Republican congressman Joe Barton of Texas did something very dumb today he took sides with BP against the citizens of the Gulf, saying he was “ashamed” that a government “shakedown” forced the oil company to create a $20 billion victim’s trust fund, which he referred to as a “slush fund.” It was one of the most tone-deaf things a politician could say at this moment in time, and Barton was immediately and appropriately savaged for it. As expected, the White House, sensing an opportunity to deflect criticism from President Obama, came out with a statement condemning the remarks. Perhaps more surprising is the reaction from Barton’s fellow Republicans. Florida congressman Jeff Miller called for Barton to step down as the ranking member of the Energy and Commerce Committee, and House Minority Leader John Boehner, House Minority Whip Eric Cantor, and House Republican Chairman Mike Pence issued a statement calling Barton’s remarks “wrong.” According to the Daily Caller, Boehner and Cantor privately told Barton, “Apologize, immediately. Or you will lose your position, immediately.” Barton chose an apology, first during the hearings, and then more thoroughly in a written statement.
The thing is, Barton’s “shakedown” comment was not entirely original, as we pointed out earlier. The Republican Study Committee, through its chairman, Georgia’s Tom Price, released a statement yesterday calling the creation of the fund a “Chicago-style shakedown” that is “emblematic of a politicization of our economy that has been borne out of this Administration’s drive for greater power and control.” Guess who has membership in the Republican Study Committee? Jeff Miller, Eric Cantor, and Mike Pence. And yet, not a peep from the GOP.
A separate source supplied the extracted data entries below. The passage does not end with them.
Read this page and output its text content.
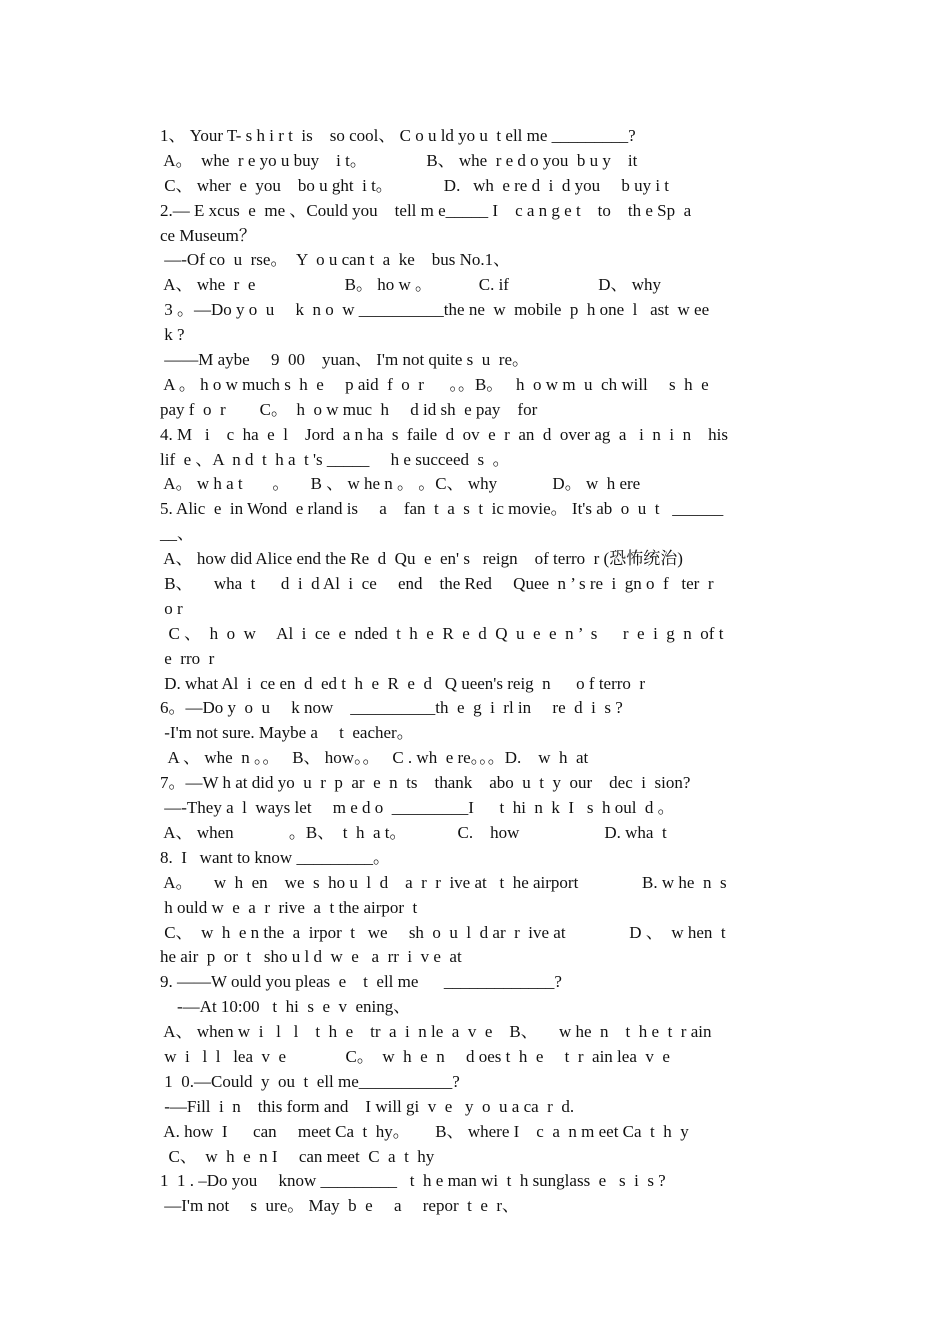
1、 Your T- s h i r t  is    so cool、 C o u ld yo u  t ell me _________?
A。  whe  r e yo u buy    i t。              B、 whe  r e d o you  b u y    it
C、 wher  e  you    bo u ght  i t。            D.   wh  e re d  i  d you     b uy i t
2.— E xcus  e  me 、Could you    tell m e_____ I    c a n g e t    to    th e Sp  a
ce Museum？
—-Of co  u  rse。  Y  o u can t  a  ke    bus No.1、
A、 whe  r  e                     B。 ho w 。           C. if                     D、 why
3 。—Do y o  u     k  n o  w __________the ne  w  mobile  p  h one  l   ast  w ee
k ?
——M aybe     9  00    yuan、 I'm not quite s  u  re。
A 。 h o w much s  h  e     p aid  f  o  r      。。B。   h  o w m  u  ch will     s  h  e
pay f  o  r        C。  h  o w muc  h     d id sh  e pay    for
4. M   i    c  ha  e  l    Jord  a n ha  s  faile  d  ov  e  r  an  d  over ag  a   i  n  i  n    his
lif  e 、A  n d  t  h a  t 's _____     h e succeed  s  。
A。 w h a t       。     B 、 w he n 。 。C、 why             D。 w  h ere
5. Alic  e  in Wond  e rland is     a    fan  t  a  s  t  ic movie。 It's ab  o  u  t   ______
__、
A、 how did Alice end the Re  d  Qu  e  en' s   reign    of terro  r (恐怖统治)
B、     wha  t      d  i  d Al  i  ce     end    the Red     Quee  n ’ s re  i  gn o  f   ter  r
o r
C 、  h  o  w     Al  i  ce  e  nded  t  h  e  R  e  d  Q  u  e  e  n ’  s      r  e  i  g  n  of t
e  rro  r
D. what Al  i  ce en  d  ed t  h  e  R  e  d   Q ueen's reig  n      o f terro  r
6。—Do y  o  u     k now    __________th  e  g  i  rl in     re  d  i  s ?
-I'm not sure. Maybe a     t  eacher。
A 、 whe  n 。。   B、 how。。   C . wh  e re。。。D.    w  h  at
7。—W h at did yo  u  r  p  ar  e  n  ts    thank    abo  u  t  y  our    dec  i  sion?
—-They a  l  ways let     m e d o  _________I      t  hi  n  k  I   s  h oul  d 。
A、 when             。B、  t  h  a t。            C.    how                    D. wha  t
8.  I   want to know _________。
A。     w  h  en    we  s  ho u  l  d    a  r  r  ive at   t  he airport               B. w he  n  s
h ould w  e  a  r  rive  a  t the airpor  t
C、  w  h  e n the  a  irpor  t   we     sh  o  u  l  d ar  r  ive at               D 、  w hen  t
he air  p  or  t   sho u l d  w  e   a  rr  i  v e  at
9. ——W ould you pleas  e    t  ell me      _____________?
-—At 10:00   t  hi  s  e  v  ening、
A、 when w  i   l   l    t  h  e    tr  a  i  n le  a  v  e    B、     w he  n    t  h e  t  r ain
w  i   l  l   lea  v  e              C。  w  h  e  n     d oes t  h  e     t  r  ain lea  v  e
1  0.—Could  y  ou  t  ell me___________?
-—Fill  i  n    this form and    I will gi  v  e   y  o  u a ca  r  d.
A. how  I      can     meet Ca  t  hy。      B、 where I    c  a  n m eet Ca  t  h  y
C、  w  h  e  n I     can meet  C  a  t  hy
1  1 . –Do you     know _________   t  h e man wi  t  h sunglass  e   s  i  s ?
—I'm not     s  ure。 May  b  e     a     repor  t  e  r、
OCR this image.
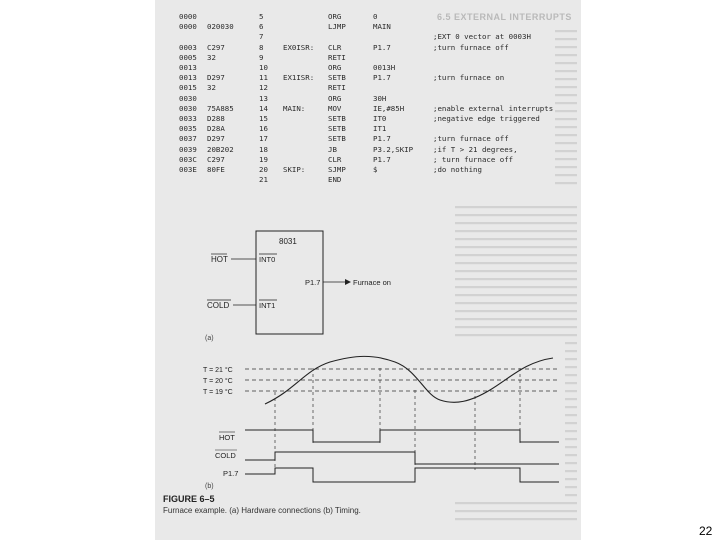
6.5 EXTERNAL INTERRUPTS
0000	5	ORG	0
0000 020030	6	LJMP	MAIN
7	;EXT 0 vector at 0003H
0003 C297	8	EX0ISR: CLR	P1.7	;turn furnace off
0005 32	9	RETI
0013	10	ORG	0013H
0013 D297	11 EX1ISR: SETB	P1.7	;turn furnace on
0015 32	12	RETI
0030	13	ORG	30H
0030 75A885	14 MAIN:	MOV	IE,#85H	;enable external interrupts
0033 D288	15	SETB	IT0	;negative edge triggered
0035 D28A	16	SETB	IT1
0037 D297	17	SETB	P1.7	;turn furnace off
0039 20B202	18	JB	P3.2,SKIP	;if T > 21 degrees,
003C C297	19	CLR	P1.7	; turn furnace off
003E 80FE	20 SKIP:	SJMP	$	;do nothing
21	END
8031
HOT	INT0
COLD	INT1
P1.7	Furnace on
(a)
T = 21 °C
T = 20 °C
T = 19 °C
HOT
COLD
P1.7
(b)
FIGURE 6–5
Furnace example. (a) Hardware connections (b) Timing.
22
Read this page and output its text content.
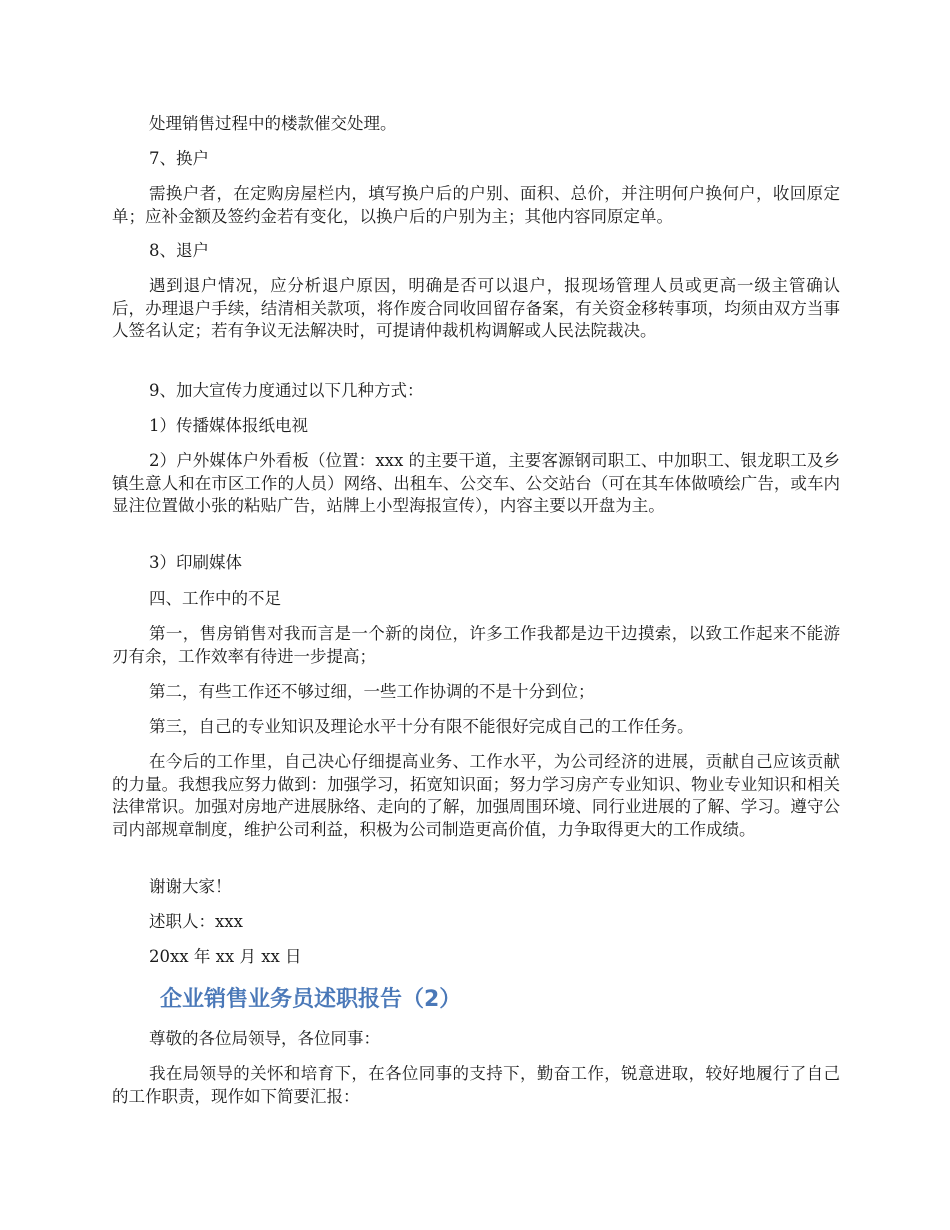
处理销售过程中的楼款催交处理。

7、换户

需换户者，在定购房屋栏内，填写换户后的户别、面积、总价，并注明何户换何户，收回原定单；应补金额及签约金若有变化，以换户后的户别为主；其他内容同原定单。

8、退户

遇到退户情况，应分析退户原因，明确是否可以退户，报现场管理人员或更高一级主管确认后，办理退户手续，结清相关款项，将作废合同收回留存备案，有关资金移转事项，均须由双方当事人签名认定；若有争议无法解决时，可提请仲裁机构调解或人民法院裁决。

9、加大宣传力度通过以下几种方式：

1）传播媒体报纸电视

2）户外媒体户外看板（位置：xxx 的主要干道，主要客源钢司职工、中加职工、银龙职工及乡镇生意人和在市区工作的人员）网络、出租车、公交车、公交站台（可在其车体做喷绘广告，或车内显注位置做小张的粘贴广告，站牌上小型海报宣传），内容主要以开盘为主。

3）印刷媒体

四、工作中的不足

第一，售房销售对我而言是一个新的岗位，许多工作我都是边干边摸索，以致工作起来不能游刃有余，工作效率有待进一步提高；

第二，有些工作还不够过细，一些工作协调的不是十分到位；

第三，自己的专业知识及理论水平十分有限不能很好完成自己的工作任务。

在今后的工作里，自己决心仔细提高业务、工作水平，为公司经济的进展，贡献自己应该贡献的力量。我想我应努力做到：加强学习，拓宽知识面；努力学习房产专业知识、物业专业知识和相关法律常识。加强对房地产进展脉络、走向的了解，加强周围环境、同行业进展的了解、学习。遵守公司内部规章制度，维护公司利益，积极为公司制造更高价值，力争取得更大的工作成绩。

谢谢大家！

述职人：xxx

20xx 年 xx 月 xx 日

企业销售业务员述职报告（2）

尊敬的各位局领导，各位同事：

我在局领导的关怀和培育下，在各位同事的支持下，勤奋工作，锐意进取，较好地履行了自己的工作职责，现作如下简要汇报：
So why did Barton’s comment invite so much more friendly fire than Price’s? Maybe it’s because he said it on TV. Price may have expressed the same sentiment as Barton, but he did it in the unentertaining medium of a written statement, which don’t tend to go viral very often. Videos of politicians saying stupid things are exponentially more alluring, however. When a political gaffe is posted on YouTube, blogged, tweeted, and replayed on cable news, it’ll be seen by more people and survive longer, which makes it much more damaging to the party. If you switched the setting of each “shakedown” remark — if Price had made his on TV, and Barton had made his in a written statement — it’s not hard to imagine Price finding himself at the center of a firestorm right now, instead of Barton.